Google subsidiary Jigsaw will launch next week a campaign aimed at tackling misinformation about Ukrainian refugees in Poland, Slovakia and the Czech Republic, based on research by psychologists from two UK universities.
Working with Jigsaw, psychologists from the University of Cambridge and Bristol created a 90-second clip of him designed to “vaccine” people from harmful content on social media.
The clip will appear in ad slots on Google’s YouTube video platform, with the aim of making it easier for people to spot emotional manipulation and scapegoating in headlines.
“If you tell people what is true and what is false, a lot of people will argue…but what you can predict is the technology that will be used to spread misinformation, like the Ukrainian crisis. ‘” said John Roosenbeek, in an interview for a report on the research behind the first author campaign. The study spanned seven experiments involving groups of Americans over the age of 18 watching political news on YouTube.

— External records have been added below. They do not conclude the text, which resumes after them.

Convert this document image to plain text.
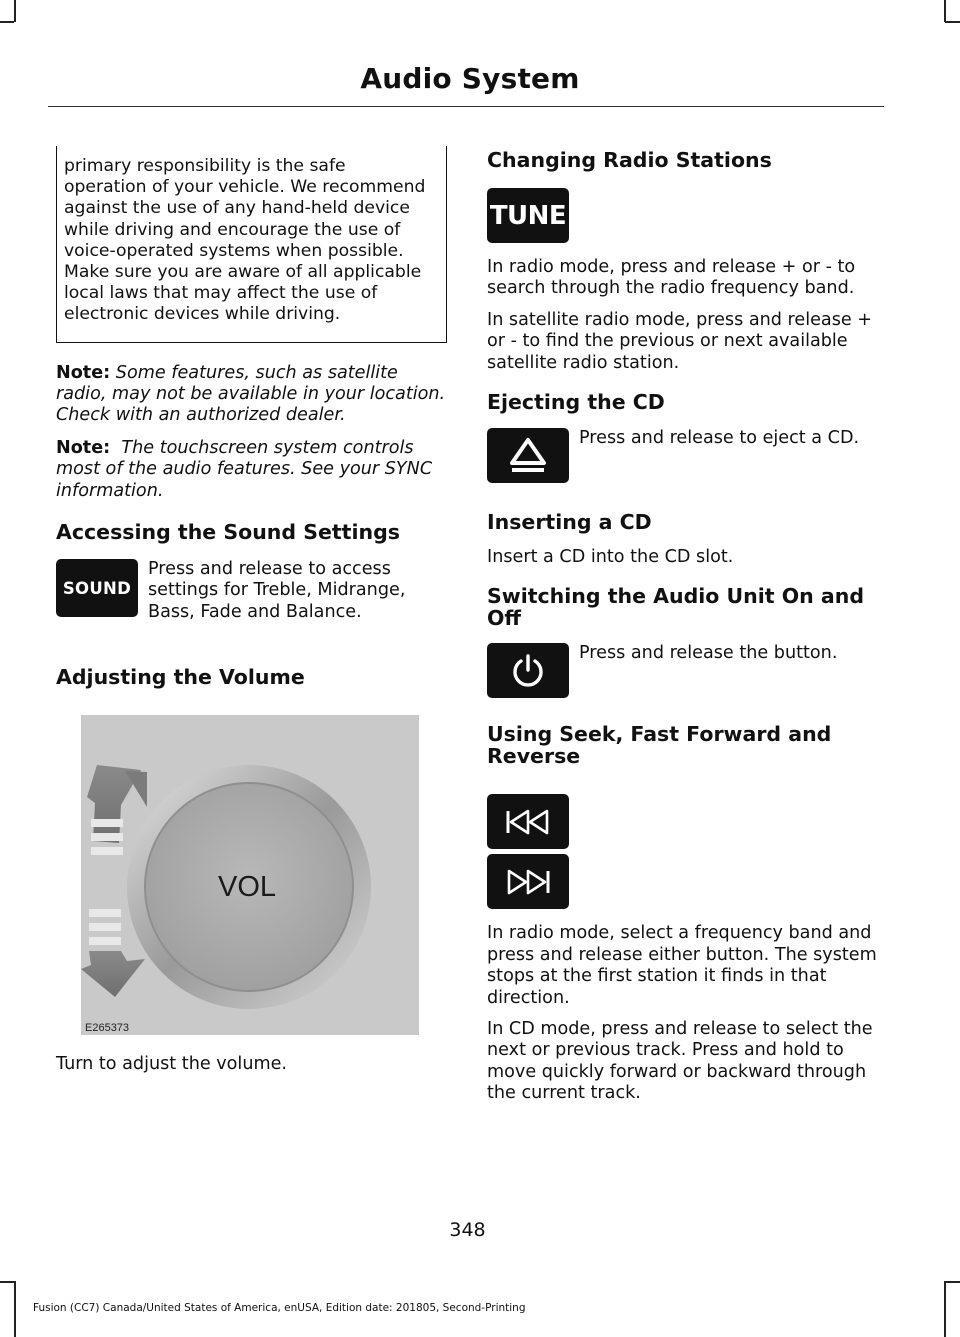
Audio System
primary responsibility is the safe operation of your vehicle. We recommend against the use of any hand-held device while driving and encourage the use of voice-operated systems when possible. Make sure you are aware of all applicable local laws that may affect the use of electronic devices while driving.

Note: Some features, such as satellite radio, may not be available in your location. Check with an authorized dealer.

Note: The touchscreen system controls most of the audio features. See your SYNC information.

Accessing the Sound Settings
SOUND

Press and release to access settings for Treble, Midrange, Bass, Fade and Balance.

Adjusting the Volume
VOL
E265373

Turn to adjust the volume.

Changing Radio Stations
TUNE

In radio mode, press and release + or - to search through the radio frequency band.

In satellite radio mode, press and release + or - to find the previous or next available satellite radio station.

Ejecting the CD

Press and release to eject a CD.

Inserting a CD

Insert a CD into the CD slot.

Switching the Audio Unit On and Off

Press and release the button.

Using Seek, Fast Forward and Reverse

In radio mode, select a frequency band and press and release either button. The system stops at the first station it finds in that direction.

In CD mode, press and release to select the next or previous track. Press and hold to move quickly forward or backward through the current track.

348
Fusion (CC7) Canada/United States of America, enUSA, Edition date: 201805, Second-Printing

Jigsaw exposed vaccination videos to approximately 5.4 million US YouTubers, with nearly 1 million watching for at least 30 seconds.
The campaign aims to build resilience against anti-refugee narratives by partnering with local NGOs, fact-checkers, academics and disinformation experts.
The spread of misinformation and disinformation in the United States and Europe via social media has led various governments to push for new laws to curb disinformation campaigns.
Beth Goldberg, research director at Jigsaw, said in an interview, “We see this as a pilot experiment, so there’s absolutely no reason why this approach can’t be expanded to other countries. “Poland was chosen because it has the highest number of refugees from Ukraine,” she said, adding that the Czech Republic and Slovakia would be useful guardrails for the rest of Europe.